State Bank of India (SBI) has hiked its base rate by 20 basis points to 10 per cent from 9.8 per cent.
The country's largest commercial bank has also increased its benchmark prime lending rate by 20 basis points from 14.55 per cent to 14.75 per cent.
These changes will come into effect from November 7 (Thursday), SBI said in a filing with the stock exchanges.
Base rate is the rate below which banks cannot lend.
With the Reserve Bank of India increasing the repo rate by 25 basis points each in two successive monetary policy review events, it was widely anticipated that the public sector banks would follow suit through lending rate hikes.
With SBI — the country's largest commercial bank — increasing base rate, the other state-owned banks are also expected to go in for a base rate hike, say banking industry observers.
Despite consumer spending and credit pick-up season, the two banks (HDFC Bank and SBI) chose to increase their lending rates, the first ones to do so after RBI’s second quarter monetary policy review on October 29.
Repo rate hike
On October 29, RBI had increased the key policy repo rate by 25 bps to 7.75 per cent citing higher inflation concerns.

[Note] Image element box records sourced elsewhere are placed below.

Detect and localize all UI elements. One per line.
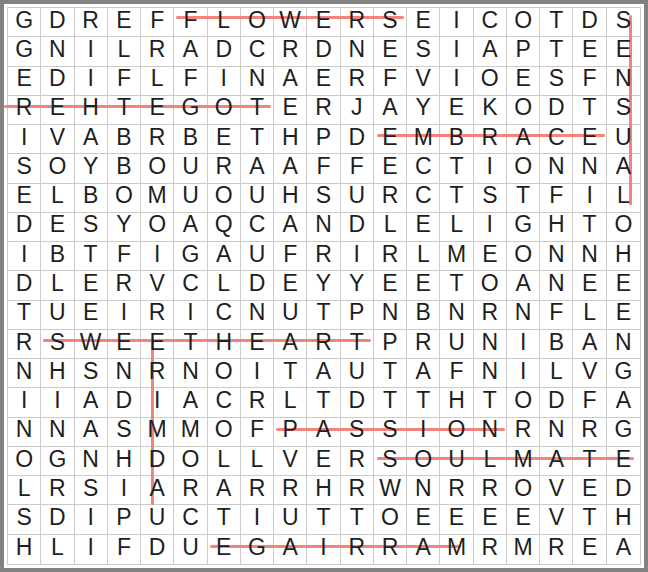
cell-r9-c10[interactable]: R: [307, 242, 340, 271]
cell-r17-c19[interactable]: D: [607, 476, 640, 505]
cell-r9-c6[interactable]: G: [174, 242, 207, 271]
cell-r1-c6[interactable]: F: [174, 8, 207, 37]
cell-r4-c3[interactable]: H: [75, 96, 108, 125]
cell-r17-c5[interactable]: A: [141, 476, 174, 505]
cell-r10-c10[interactable]: Y: [307, 271, 340, 300]
cell-r8-c19[interactable]: O: [607, 213, 640, 242]
cell-r5-c2[interactable]: V: [41, 125, 74, 154]
cell-r11-c16[interactable]: N: [507, 301, 540, 330]
cell-r6-c9[interactable]: A: [274, 154, 307, 183]
cell-r11-c9[interactable]: U: [274, 301, 307, 330]
cell-r12-c1[interactable]: R: [8, 330, 41, 359]
cell-r14-c16[interactable]: O: [507, 388, 540, 417]
cell-r15-c1[interactable]: N: [8, 418, 41, 447]
cell-r5-c18[interactable]: E: [573, 125, 606, 154]
cell-r16-c18[interactable]: T: [573, 447, 606, 476]
cell-r2-c9[interactable]: R: [274, 37, 307, 66]
cell-r1-c14[interactable]: I: [440, 8, 473, 37]
cell-r6-c17[interactable]: N: [540, 154, 573, 183]
cell-r14-c14[interactable]: H: [440, 388, 473, 417]
cell-r8-c15[interactable]: I: [474, 213, 507, 242]
cell-r1-c13[interactable]: E: [407, 8, 440, 37]
cell-r7-c5[interactable]: M: [141, 184, 174, 213]
cell-r13-c17[interactable]: L: [540, 359, 573, 388]
cell-r2-c18[interactable]: E: [573, 37, 606, 66]
cell-r19-c12[interactable]: R: [374, 535, 407, 564]
cell-r10-c1[interactable]: D: [8, 271, 41, 300]
cell-r13-c19[interactable]: G: [607, 359, 640, 388]
cell-r1-c18[interactable]: D: [573, 8, 606, 37]
cell-r5-c15[interactable]: R: [474, 125, 507, 154]
cell-r12-c4[interactable]: E: [108, 330, 141, 359]
cell-r16-c12[interactable]: S: [374, 447, 407, 476]
cell-r16-c6[interactable]: O: [174, 447, 207, 476]
cell-r9-c3[interactable]: T: [75, 242, 108, 271]
cell-r3-c10[interactable]: E: [307, 67, 340, 96]
cell-r3-c4[interactable]: F: [108, 67, 141, 96]
cell-r18-c15[interactable]: E: [474, 505, 507, 534]
cell-r16-c19[interactable]: E: [607, 447, 640, 476]
cell-r8-c1[interactable]: D: [8, 213, 41, 242]
cell-r19-c4[interactable]: F: [108, 535, 141, 564]
cell-r4-c19[interactable]: S: [607, 96, 640, 125]
cell-r12-c18[interactable]: A: [573, 330, 606, 359]
cell-r13-c16[interactable]: I: [507, 359, 540, 388]
cell-r10-c19[interactable]: E: [607, 271, 640, 300]
cell-r9-c17[interactable]: N: [540, 242, 573, 271]
cell-r3-c3[interactable]: I: [75, 67, 108, 96]
cell-r13-c2[interactable]: H: [41, 359, 74, 388]
cell-r11-c1[interactable]: T: [8, 301, 41, 330]
cell-r13-c14[interactable]: F: [440, 359, 473, 388]
cell-r1-c11[interactable]: R: [341, 8, 374, 37]
cell-r9-c13[interactable]: L: [407, 242, 440, 271]
cell-r1-c9[interactable]: W: [274, 8, 307, 37]
cell-r3-c16[interactable]: E: [507, 67, 540, 96]
cell-r15-c15[interactable]: N: [474, 418, 507, 447]
cell-r7-c14[interactable]: T: [440, 184, 473, 213]
cell-r1-c7[interactable]: L: [208, 8, 241, 37]
cell-r10-c16[interactable]: A: [507, 271, 540, 300]
cell-r14-c2[interactable]: I: [41, 388, 74, 417]
cell-r10-c5[interactable]: V: [141, 271, 174, 300]
cell-r19-c14[interactable]: M: [440, 535, 473, 564]
cell-r17-c1[interactable]: L: [8, 476, 41, 505]
cell-r17-c6[interactable]: R: [174, 476, 207, 505]
cell-r19-c2[interactable]: L: [41, 535, 74, 564]
cell-r4-c14[interactable]: E: [440, 96, 473, 125]
cell-r15-c6[interactable]: M: [174, 418, 207, 447]
cell-r7-c11[interactable]: U: [341, 184, 374, 213]
cell-r2-c19[interactable]: E: [607, 37, 640, 66]
cell-r14-c9[interactable]: L: [274, 388, 307, 417]
cell-r18-c3[interactable]: I: [75, 505, 108, 534]
cell-r6-c11[interactable]: F: [341, 154, 374, 183]
cell-r10-c8[interactable]: D: [241, 271, 274, 300]
cell-r15-c12[interactable]: S: [374, 418, 407, 447]
cell-r8-c17[interactable]: H: [540, 213, 573, 242]
cell-r6-c12[interactable]: E: [374, 154, 407, 183]
cell-r13-c6[interactable]: N: [174, 359, 207, 388]
cell-r12-c5[interactable]: E: [141, 330, 174, 359]
cell-r10-c2[interactable]: L: [41, 271, 74, 300]
cell-r8-c7[interactable]: Q: [208, 213, 241, 242]
cell-r4-c2[interactable]: E: [41, 96, 74, 125]
cell-r5-c5[interactable]: R: [141, 125, 174, 154]
cell-r9-c18[interactable]: N: [573, 242, 606, 271]
cell-r11-c15[interactable]: R: [474, 301, 507, 330]
cell-r4-c1[interactable]: R: [8, 96, 41, 125]
cell-r5-c3[interactable]: A: [75, 125, 108, 154]
cell-r2-c6[interactable]: A: [174, 37, 207, 66]
cell-r9-c9[interactable]: F: [274, 242, 307, 271]
cell-r6-c3[interactable]: Y: [75, 154, 108, 183]
cell-r1-c10[interactable]: E: [307, 8, 340, 37]
cell-r17-c4[interactable]: I: [108, 476, 141, 505]
cell-r12-c7[interactable]: H: [208, 330, 241, 359]
cell-r10-c17[interactable]: N: [540, 271, 573, 300]
cell-r2-c12[interactable]: E: [374, 37, 407, 66]
cell-r12-c10[interactable]: R: [307, 330, 340, 359]
cell-r10-c6[interactable]: C: [174, 271, 207, 300]
cell-r12-c13[interactable]: R: [407, 330, 440, 359]
cell-r8-c8[interactable]: C: [241, 213, 274, 242]
cell-r4-c5[interactable]: E: [141, 96, 174, 125]
cell-r15-c5[interactable]: M: [141, 418, 174, 447]
cell-r6-c16[interactable]: O: [507, 154, 540, 183]
cell-r12-c17[interactable]: B: [540, 330, 573, 359]
cell-r7-c4[interactable]: O: [108, 184, 141, 213]
cell-r16-c9[interactable]: V: [274, 447, 307, 476]
cell-r16-c14[interactable]: U: [440, 447, 473, 476]
cell-r1-c4[interactable]: E: [108, 8, 141, 37]
cell-r1-c8[interactable]: O: [241, 8, 274, 37]
cell-r17-c3[interactable]: S: [75, 476, 108, 505]
cell-r2-c1[interactable]: G: [8, 37, 41, 66]
cell-r9-c1[interactable]: I: [8, 242, 41, 271]
cell-r16-c2[interactable]: G: [41, 447, 74, 476]
cell-r11-c4[interactable]: I: [108, 301, 141, 330]
cell-r5-c6[interactable]: B: [174, 125, 207, 154]
cell-r2-c14[interactable]: I: [440, 37, 473, 66]
cell-r12-c8[interactable]: E: [241, 330, 274, 359]
cell-r18-c10[interactable]: T: [307, 505, 340, 534]
cell-r13-c1[interactable]: N: [8, 359, 41, 388]
cell-r8-c13[interactable]: E: [407, 213, 440, 242]
cell-r15-c2[interactable]: N: [41, 418, 74, 447]
cell-r15-c8[interactable]: F: [241, 418, 274, 447]
cell-r12-c2[interactable]: S: [41, 330, 74, 359]
cell-r7-c16[interactable]: T: [507, 184, 540, 213]
cell-r14-c15[interactable]: T: [474, 388, 507, 417]
cell-r3-c11[interactable]: R: [341, 67, 374, 96]
cell-r4-c4[interactable]: T: [108, 96, 141, 125]
cell-r7-c12[interactable]: R: [374, 184, 407, 213]
cell-r13-c12[interactable]: T: [374, 359, 407, 388]
cell-r6-c1[interactable]: S: [8, 154, 41, 183]
cell-r11-c10[interactable]: T: [307, 301, 340, 330]
cell-r6-c15[interactable]: I: [474, 154, 507, 183]
cell-r5-c12[interactable]: E: [374, 125, 407, 154]
cell-r11-c2[interactable]: U: [41, 301, 74, 330]
cell-r12-c11[interactable]: T: [341, 330, 374, 359]
cell-r16-c7[interactable]: L: [208, 447, 241, 476]
cell-r11-c14[interactable]: N: [440, 301, 473, 330]
cell-r18-c8[interactable]: I: [241, 505, 274, 534]
cell-r16-c10[interactable]: E: [307, 447, 340, 476]
cell-r16-c4[interactable]: H: [108, 447, 141, 476]
cell-r18-c6[interactable]: C: [174, 505, 207, 534]
cell-r13-c5[interactable]: R: [141, 359, 174, 388]
cell-r2-c16[interactable]: P: [507, 37, 540, 66]
cell-r18-c9[interactable]: U: [274, 505, 307, 534]
cell-r3-c13[interactable]: V: [407, 67, 440, 96]
cell-r14-c8[interactable]: R: [241, 388, 274, 417]
cell-r17-c11[interactable]: R: [341, 476, 374, 505]
cell-r3-c19[interactable]: N: [607, 67, 640, 96]
cell-r7-c17[interactable]: F: [540, 184, 573, 213]
cell-r3-c9[interactable]: A: [274, 67, 307, 96]
cell-r9-c19[interactable]: H: [607, 242, 640, 271]
cell-r7-c15[interactable]: S: [474, 184, 507, 213]
cell-r6-c7[interactable]: R: [208, 154, 241, 183]
cell-r15-c13[interactable]: I: [407, 418, 440, 447]
cell-r5-c1[interactable]: I: [8, 125, 41, 154]
cell-r2-c3[interactable]: I: [75, 37, 108, 66]
cell-r13-c7[interactable]: O: [208, 359, 241, 388]
cell-r15-c18[interactable]: R: [573, 418, 606, 447]
cell-r14-c19[interactable]: A: [607, 388, 640, 417]
cell-r1-c12[interactable]: S: [374, 8, 407, 37]
cell-r9-c15[interactable]: E: [474, 242, 507, 271]
cell-r5-c13[interactable]: M: [407, 125, 440, 154]
cell-r18-c19[interactable]: H: [607, 505, 640, 534]
cell-r19-c18[interactable]: E: [573, 535, 606, 564]
cell-r17-c12[interactable]: W: [374, 476, 407, 505]
cell-r11-c5[interactable]: R: [141, 301, 174, 330]
cell-r9-c8[interactable]: U: [241, 242, 274, 271]
cell-r19-c17[interactable]: R: [540, 535, 573, 564]
cell-r5-c11[interactable]: D: [341, 125, 374, 154]
cell-r8-c18[interactable]: T: [573, 213, 606, 242]
cell-r2-c7[interactable]: D: [208, 37, 241, 66]
cell-r15-c9[interactable]: P: [274, 418, 307, 447]
cell-r10-c18[interactable]: E: [573, 271, 606, 300]
cell-r1-c17[interactable]: T: [540, 8, 573, 37]
cell-r13-c4[interactable]: N: [108, 359, 141, 388]
cell-r15-c17[interactable]: N: [540, 418, 573, 447]
cell-r8-c14[interactable]: L: [440, 213, 473, 242]
cell-r6-c5[interactable]: O: [141, 154, 174, 183]
cell-r13-c9[interactable]: T: [274, 359, 307, 388]
cell-r10-c3[interactable]: E: [75, 271, 108, 300]
cell-r16-c5[interactable]: D: [141, 447, 174, 476]
cell-r3-c7[interactable]: I: [208, 67, 241, 96]
cell-r10-c11[interactable]: Y: [341, 271, 374, 300]
cell-r18-c1[interactable]: S: [8, 505, 41, 534]
cell-r5-c4[interactable]: B: [108, 125, 141, 154]
cell-r5-c8[interactable]: T: [241, 125, 274, 154]
cell-r4-c8[interactable]: T: [241, 96, 274, 125]
cell-r8-c4[interactable]: Y: [108, 213, 141, 242]
cell-r2-c11[interactable]: N: [341, 37, 374, 66]
cell-r6-c8[interactable]: A: [241, 154, 274, 183]
cell-r16-c16[interactable]: M: [507, 447, 540, 476]
cell-r16-c3[interactable]: N: [75, 447, 108, 476]
cell-r13-c18[interactable]: V: [573, 359, 606, 388]
cell-r4-c17[interactable]: D: [540, 96, 573, 125]
cell-r5-c14[interactable]: B: [440, 125, 473, 154]
cell-r12-c6[interactable]: T: [174, 330, 207, 359]
cell-r7-c18[interactable]: I: [573, 184, 606, 213]
cell-r7-c7[interactable]: O: [208, 184, 241, 213]
cell-r15-c7[interactable]: O: [208, 418, 241, 447]
cell-r6-c2[interactable]: O: [41, 154, 74, 183]
cell-r14-c6[interactable]: A: [174, 388, 207, 417]
cell-r8-c2[interactable]: E: [41, 213, 74, 242]
cell-r1-c3[interactable]: R: [75, 8, 108, 37]
cell-r2-c10[interactable]: D: [307, 37, 340, 66]
cell-r18-c17[interactable]: V: [540, 505, 573, 534]
cell-r3-c12[interactable]: F: [374, 67, 407, 96]
cell-r5-c7[interactable]: E: [208, 125, 241, 154]
cell-r3-c8[interactable]: N: [241, 67, 274, 96]
cell-r4-c12[interactable]: A: [374, 96, 407, 125]
cell-r12-c3[interactable]: W: [75, 330, 108, 359]
cell-r4-c9[interactable]: E: [274, 96, 307, 125]
cell-r10-c13[interactable]: E: [407, 271, 440, 300]
cell-r7-c1[interactable]: E: [8, 184, 41, 213]
cell-r3-c1[interactable]: E: [8, 67, 41, 96]
cell-r1-c16[interactable]: O: [507, 8, 540, 37]
cell-r19-c6[interactable]: U: [174, 535, 207, 564]
cell-r10-c9[interactable]: E: [274, 271, 307, 300]
cell-r4-c6[interactable]: G: [174, 96, 207, 125]
cell-r18-c2[interactable]: D: [41, 505, 74, 534]
cell-r17-c13[interactable]: N: [407, 476, 440, 505]
cell-r4-c7[interactable]: O: [208, 96, 241, 125]
cell-r9-c14[interactable]: M: [440, 242, 473, 271]
cell-r7-c13[interactable]: C: [407, 184, 440, 213]
cell-r10-c4[interactable]: R: [108, 271, 141, 300]
cell-r8-c11[interactable]: D: [341, 213, 374, 242]
cell-r16-c1[interactable]: O: [8, 447, 41, 476]
cell-r11-c3[interactable]: E: [75, 301, 108, 330]
cell-r12-c15[interactable]: N: [474, 330, 507, 359]
cell-r1-c5[interactable]: F: [141, 8, 174, 37]
cell-r5-c19[interactable]: U: [607, 125, 640, 154]
cell-r6-c6[interactable]: U: [174, 154, 207, 183]
cell-r7-c3[interactable]: B: [75, 184, 108, 213]
cell-r17-c18[interactable]: E: [573, 476, 606, 505]
cell-r14-c11[interactable]: D: [341, 388, 374, 417]
cell-r10-c14[interactable]: T: [440, 271, 473, 300]
cell-r18-c18[interactable]: T: [573, 505, 606, 534]
cell-r1-c2[interactable]: D: [41, 8, 74, 37]
cell-r14-c12[interactable]: T: [374, 388, 407, 417]
cell-r2-c5[interactable]: R: [141, 37, 174, 66]
cell-r6-c13[interactable]: C: [407, 154, 440, 183]
cell-r17-c17[interactable]: V: [540, 476, 573, 505]
cell-r16-c15[interactable]: L: [474, 447, 507, 476]
cell-r9-c7[interactable]: A: [208, 242, 241, 271]
cell-r17-c9[interactable]: R: [274, 476, 307, 505]
cell-r18-c5[interactable]: U: [141, 505, 174, 534]
cell-r19-c13[interactable]: A: [407, 535, 440, 564]
cell-r17-c15[interactable]: R: [474, 476, 507, 505]
cell-r14-c17[interactable]: D: [540, 388, 573, 417]
cell-r1-c1[interactable]: G: [8, 8, 41, 37]
cell-r19-c19[interactable]: A: [607, 535, 640, 564]
cell-r14-c3[interactable]: A: [75, 388, 108, 417]
cell-r4-c10[interactable]: R: [307, 96, 340, 125]
cell-r19-c15[interactable]: R: [474, 535, 507, 564]
cell-r15-c14[interactable]: O: [440, 418, 473, 447]
cell-r16-c13[interactable]: O: [407, 447, 440, 476]
cell-r8-c10[interactable]: N: [307, 213, 340, 242]
cell-r9-c16[interactable]: O: [507, 242, 540, 271]
cell-r4-c18[interactable]: T: [573, 96, 606, 125]
cell-r13-c3[interactable]: S: [75, 359, 108, 388]
cell-r15-c3[interactable]: A: [75, 418, 108, 447]
cell-r15-c11[interactable]: S: [341, 418, 374, 447]
cell-r19-c1[interactable]: H: [8, 535, 41, 564]
cell-r8-c12[interactable]: L: [374, 213, 407, 242]
cell-r18-c12[interactable]: O: [374, 505, 407, 534]
cell-r6-c19[interactable]: A: [607, 154, 640, 183]
cell-r3-c15[interactable]: O: [474, 67, 507, 96]
cell-r17-c2[interactable]: R: [41, 476, 74, 505]
cell-r7-c10[interactable]: S: [307, 184, 340, 213]
cell-r1-c19[interactable]: S: [607, 8, 640, 37]
cell-r3-c18[interactable]: F: [573, 67, 606, 96]
cell-r7-c19[interactable]: L: [607, 184, 640, 213]
cell-r12-c9[interactable]: A: [274, 330, 307, 359]
cell-r19-c7[interactable]: E: [208, 535, 241, 564]
cell-r14-c18[interactable]: F: [573, 388, 606, 417]
cell-r9-c5[interactable]: I: [141, 242, 174, 271]
cell-r18-c7[interactable]: T: [208, 505, 241, 534]
cell-r6-c14[interactable]: T: [440, 154, 473, 183]
cell-r19-c11[interactable]: R: [341, 535, 374, 564]
cell-r17-c10[interactable]: H: [307, 476, 340, 505]
cell-r8-c6[interactable]: A: [174, 213, 207, 242]
cell-r15-c4[interactable]: S: [108, 418, 141, 447]
cell-r9-c12[interactable]: R: [374, 242, 407, 271]
cell-r18-c13[interactable]: E: [407, 505, 440, 534]
cell-r11-c13[interactable]: B: [407, 301, 440, 330]
cell-r5-c9[interactable]: H: [274, 125, 307, 154]
cell-r11-c17[interactable]: F: [540, 301, 573, 330]
cell-r13-c11[interactable]: U: [341, 359, 374, 388]
cell-r11-c19[interactable]: E: [607, 301, 640, 330]
cell-r14-c10[interactable]: T: [307, 388, 340, 417]
cell-r9-c4[interactable]: F: [108, 242, 141, 271]
cell-r15-c16[interactable]: R: [507, 418, 540, 447]
cell-r4-c11[interactable]: J: [341, 96, 374, 125]
cell-r11-c12[interactable]: N: [374, 301, 407, 330]
cell-r8-c16[interactable]: G: [507, 213, 540, 242]
cell-r3-c5[interactable]: L: [141, 67, 174, 96]
cell-r11-c11[interactable]: P: [341, 301, 374, 330]
cell-r18-c4[interactable]: P: [108, 505, 141, 534]
cell-r13-c10[interactable]: A: [307, 359, 340, 388]
cell-r3-c14[interactable]: I: [440, 67, 473, 96]
cell-r8-c5[interactable]: O: [141, 213, 174, 242]
cell-r6-c10[interactable]: F: [307, 154, 340, 183]
cell-r12-c14[interactable]: U: [440, 330, 473, 359]
cell-r11-c7[interactable]: C: [208, 301, 241, 330]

This would increase the cost of borrowing for banks.
Bank of India and Bank of Baroda chiefs have decided to keep their base rates unchanged at 10.25 per cent each.
On September 19, SBI had last hiked its base rate by 10 bps to 9.80 per cent from 9.70 per cent, a day prior to RBI’s mid-quarter monetary policy review.
Lowest base rate
Canara Bank’s base rate now is the lowest in the industry at 9.95 per cent. This is followed by SBI, ICICI Bank, HDFC Bank and Oriental Bank of Commerce that have a base rate of 10 per cent.
HDFC Bank, India’s second largest private bank, had raised its base rate on Tuesday by 20 bps to 10 per cent, effective November 2.